Image: A student stands on a bench to write on the board at a floating school in the Makoko fishing community on the Lagos Lagoon, Nigeria February 29, 2016. REUTERS/Akintunde Akinleye
By Sharon Ogunleye
LAGOS (Reuters) – Makoko, a vast slum of houses on stilts in a Lagos lagoon, now boasts a new school – pyramid-shaped, floating and capable of wit’standing the waterways’ extreme weather, it is a beacon of hope for the nearly 100,000 Nigerians who live there.
With room for 100 pupils, the school – built with locally sourced wood and floating on hundreds of recycled plastic barrels – throws a spotlight on the poverty that pervades the commercial hub of Africa’s most populous nation.
Aid-funded Makoko Floating School offers free education to local children, most of whose parents fish for a living and who, like most of the megacity’s 21 million residents, lack a reliable electricity and water supply.
Makoko was established as a fishing village hundreds of years ago but now climate change and rapid urbanization are threatening its way of life.
The school, designed by Nigerian architect Kunle Adeyemi, can adapt to changing water levels and was built specifically to wit’stand the storms and floods that are common in the four-month-long rainy season.
It took three years to build and caters for children who progress from an existing school – the only English-speaking one in the area.
The school’s director, Shemede Noah, said the new site is a major improvement on the old one, which was built on reclaimed land and has been damaged by high tides in the peak rainy months of October and November.
“They started building the school and everybody was saying that it’s unbelievable, we can’t wait to see it, it can’t happen,” he said.
The school has 47 pupils so far and they, like other children in the lagoon, travel to school by canoe.

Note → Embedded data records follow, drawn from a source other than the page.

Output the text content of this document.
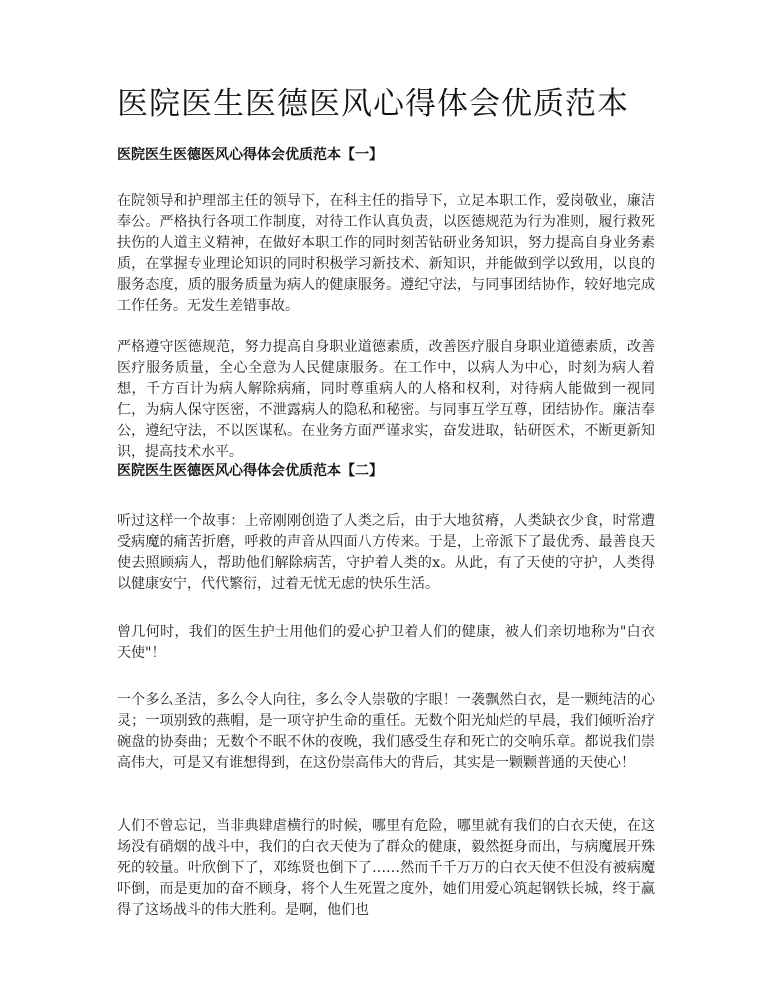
医院医生医德医风心得体会优质范本
医院医生医德医风心得体会优质范本【一】

在院领导和护理部主任的领导下，在科主任的指导下，立足本职工作，爱岗敬业，廉洁奉公。严格执行各项工作制度，对待工作认真负责，以医德规范为行为准则，履行救死扶伤的人道主义精神，在做好本职工作的同时刻苦钻研业务知识，努力提高自身业务素质，在掌握专业理论知识的同时积极学习新技术、新知识，并能做到学以致用，以良的服务态度，质的服务质量为病人的健康服务。遵纪守法，与同事团结协作，较好地完成工作任务。无发生差错事故。

严格遵守医德规范，努力提高自身职业道德素质，改善医疗服自身职业道德素质，改善医疗服务质量，全心全意为人民健康服务。在工作中，以病人为中心，时刻为病人着想，千方百计为病人解除病痛，同时尊重病人的人格和权利，对待病人能做到一视同仁，为病人保守医密，不泄露病人的隐私和秘密。与同事互学互尊，团结协作。廉洁奉公，遵纪守法，不以医谋私。在业务方面严谨求实，奋发进取，钻研医术，不断更新知识，提高技术水平。

医院医生医德医风心得体会优质范本【二】

听过这样一个故事：上帝刚刚创造了人类之后，由于大地贫瘠，人类缺衣少食，时常遭受病魔的痛苦折磨，呼救的声音从四面八方传来。于是，上帝派下了最优秀、最善良天使去照顾病人，帮助他们解除病苦，守护着人类的x。从此，有了天使的守护，人类得以健康安宁，代代繁衍，过着无忧无虑的快乐生活。

曾几何时，我们的医生护士用他们的爱心护卫着人们的健康，被人们亲切地称为"白衣天使"！

一个多么圣洁，多么令人向往，多么令人崇敬的字眼！一袭飘然白衣，是一颗纯洁的心灵；一项别致的燕帽，是一项守护生命的重任。无数个阳光灿烂的早晨，我们倾听治疗碗盘的协奏曲；无数个不眠不休的夜晚，我们感受生存和死亡的交响乐章。都说我们崇高伟大，可是又有谁想得到，在这份崇高伟大的背后，其实是一颗颗普通的天使心！

人们不曾忘记，当非典肆虐横行的时候，哪里有危险，哪里就有我们的白衣天使，在这场没有硝烟的战斗中，我们的白衣天使为了群众的健康，毅然挺身而出，与病魔展开殊死的较量。叶欣倒下了，邓练贤也倒下了……然而千千万万的白衣天使不但没有被病魔吓倒，而是更加的奋不顾身，将个人生死置之度外，她们用爱心筑起钢铁长城，终于赢得了这场战斗的伟大胜利。是啊，他们也
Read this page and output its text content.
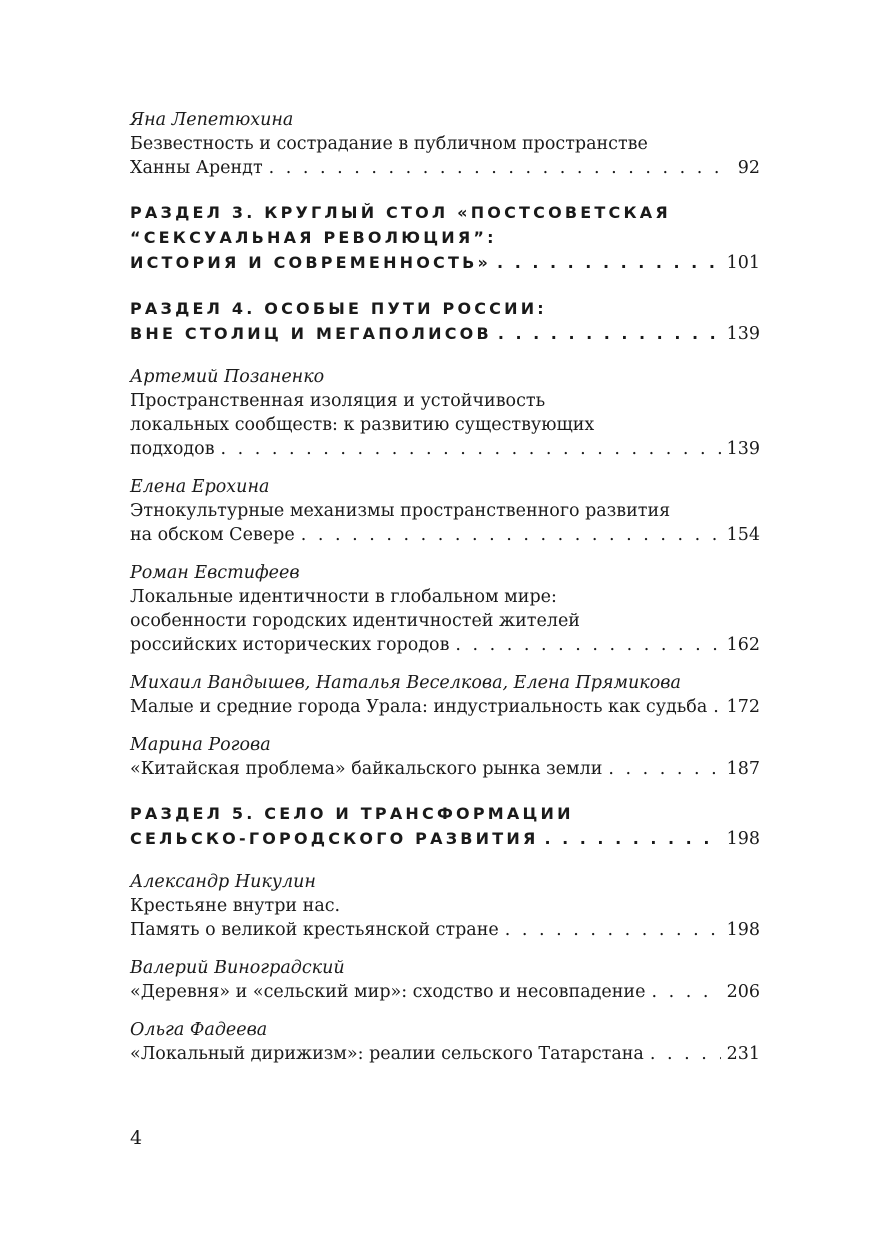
Яна Лепетюхина
Безвестность и сострадание в публичном пространстве
Ханны Арендт . . .	92
РАЗДЕЛ 3. КРУГЛЫЙ СТОЛ «ПОСТСОВЕТСКАЯ
“СЕКСУАЛЬНАЯ РЕВОЛЮЦИЯ”:
ИСТОРИЯ И СОВРЕМЕННОСТЬ» . . .	101
РАЗДЕЛ 4. ОСОБЫЕ ПУТИ РОССИИ:
ВНЕ СТОЛИЦ И МЕГАПОЛИСОВ . . .	139
Артемий Позаненко
Пространственная изоляция и устойчивость
локальных сообществ: к развитию существующих
подходов . . .	139
Елена Ерохина
Этнокультурные механизмы пространственного развития
на обском Севере . . .	154
Роман Евстифеев
Локальные идентичности в глобальном мире:
особенности городских идентичностей жителей
российских исторических городов . . .	162
Михаил Вандышев, Наталья Веселкова, Елена Прямикова
Малые и средние города Урала: индустриальность как судьба . . . 172
Марина Рогова
«Китайская проблема» байкальского рынка земли . . .	187
РАЗДЕЛ 5. СЕЛО И ТРАНСФОРМАЦИИ
СЕЛЬСКО-ГОРОДСКОГО РАЗВИТИЯ . . .	198
Александр Никулин
Крестьяне внутри нас.
Память о великой крестьянской стране . . .	198
Валерий Виноградский
«Деревня» и «сельский мир»: сходство и несовпадение . . .	206
Ольга Фадеева
«Локальный дирижизм»: реалии сельского Татарстана . . .	231
4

Inside, in yellow and blue uniforms, they sit at wooden tables against a backdrop of walls covered in brightly colored maps, historical timelines and other learning guides.
From the outside, the pyramid-shape stands out against the mass of boxy, wooden houses and canoes spread across much of the lagoon and can be seen from many parts of the city’s Victoria Island business district.
“I’ve never seen a school floating on water before, this is the only one that I’ve seen,” 11-year-old Omodobu Emmanuel said.
“That’s why I forced my parents to take me to this school.”